M: Investing in Sozo’s work is tangible and can be trusted. We/You can ‘follow the money’ and show/see what your support is doing in the lives of Afghans. Sozo relies on our Afghan leadership to determine what is really needed, as opposed to what we think is needed from an American standpoint. This allows support to directly target the need in a culturally appropriate way, equaling greater impact, deeper relationships and less waste/missed targets.
Q. As your role on Sozo’s board has changed, what is your biggest goal for this year?
M: Involving more partners and exposing more people to the vision of Sozo. The heart will follow.
Q. Tell us about yourself!
M: I was born and raised in Denver and am an University of Colorado Boulder alumna. I was in Senior Management with IBM for 30 years retiring as Manager of their Business and Technology Office, overseeing the majority of the Western United States. While with IBM, I was on the Executive Board for the US Multiple Sclerosis Society and served as Event Manager for Special Olympics. Following my retirement, my husband Dallas and I opened an Irish pub in our little town of Niwot, CO (just outside Boulder), where we reside with our sweet yellow lab, Brody. I’ve been on staff at Flatirons Church for 8 years, supporting our Executive Leadership Team.
Q. If you were stranded on a deserted island, what three things would you want to have with you and why?
- A dog
- My favorite drink
- Books, including my Bible
….all are necessary for survival!
Q. Who has inspired you in your life and why?
M: On my first trip to Afghanistan, we met with a group of IDP’s (Internally Displaced Persons) – literally the poorest of the poor – they had nothing.
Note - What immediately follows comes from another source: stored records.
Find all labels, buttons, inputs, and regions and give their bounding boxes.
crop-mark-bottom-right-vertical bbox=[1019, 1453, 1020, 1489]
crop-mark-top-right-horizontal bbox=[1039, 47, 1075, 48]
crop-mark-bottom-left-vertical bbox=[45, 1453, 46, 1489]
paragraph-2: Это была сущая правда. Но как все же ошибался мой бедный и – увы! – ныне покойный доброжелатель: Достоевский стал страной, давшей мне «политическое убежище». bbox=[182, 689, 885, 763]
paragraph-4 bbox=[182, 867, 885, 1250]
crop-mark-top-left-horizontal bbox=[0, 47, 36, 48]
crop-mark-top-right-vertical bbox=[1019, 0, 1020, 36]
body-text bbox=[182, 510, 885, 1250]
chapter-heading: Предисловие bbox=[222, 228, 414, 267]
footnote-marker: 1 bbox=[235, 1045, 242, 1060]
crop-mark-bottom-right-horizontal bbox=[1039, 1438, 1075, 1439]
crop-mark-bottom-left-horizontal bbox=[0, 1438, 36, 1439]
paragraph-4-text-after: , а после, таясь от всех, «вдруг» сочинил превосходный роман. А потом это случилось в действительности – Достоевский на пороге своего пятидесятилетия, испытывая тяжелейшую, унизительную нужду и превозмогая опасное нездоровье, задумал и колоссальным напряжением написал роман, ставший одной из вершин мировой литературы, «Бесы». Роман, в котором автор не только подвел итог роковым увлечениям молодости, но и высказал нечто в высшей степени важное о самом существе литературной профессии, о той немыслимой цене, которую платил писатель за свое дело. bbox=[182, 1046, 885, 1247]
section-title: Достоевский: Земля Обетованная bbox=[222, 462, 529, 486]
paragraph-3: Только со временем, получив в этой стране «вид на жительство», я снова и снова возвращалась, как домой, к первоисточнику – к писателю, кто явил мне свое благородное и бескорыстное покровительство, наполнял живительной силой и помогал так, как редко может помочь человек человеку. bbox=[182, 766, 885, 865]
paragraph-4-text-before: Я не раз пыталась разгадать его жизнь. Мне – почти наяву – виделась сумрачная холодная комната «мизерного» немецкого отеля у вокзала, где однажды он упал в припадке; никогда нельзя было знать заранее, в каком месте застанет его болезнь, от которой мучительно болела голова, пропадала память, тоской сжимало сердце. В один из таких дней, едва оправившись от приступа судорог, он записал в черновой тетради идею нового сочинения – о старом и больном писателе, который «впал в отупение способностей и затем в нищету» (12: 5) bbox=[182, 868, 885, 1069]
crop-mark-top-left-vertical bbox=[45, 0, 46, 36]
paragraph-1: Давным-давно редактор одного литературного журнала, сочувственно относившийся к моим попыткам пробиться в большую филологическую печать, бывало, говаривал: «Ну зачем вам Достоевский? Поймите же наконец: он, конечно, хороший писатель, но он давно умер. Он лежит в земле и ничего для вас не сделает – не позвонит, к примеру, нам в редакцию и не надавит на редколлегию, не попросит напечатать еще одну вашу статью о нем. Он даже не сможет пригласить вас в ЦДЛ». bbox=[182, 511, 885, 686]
During our visit, I was introduced to one of the elders’ wives. She was, and still is, the epitome of strength and elegance. She’s endured challenges and circumstances I can’t begin to understand, but her spirit and beauty inspire me. This original group of IDP’s became the first residents of Barek Aub, a community Sozo continues to support today. I think of her often and still see her most every time I return to Kabul.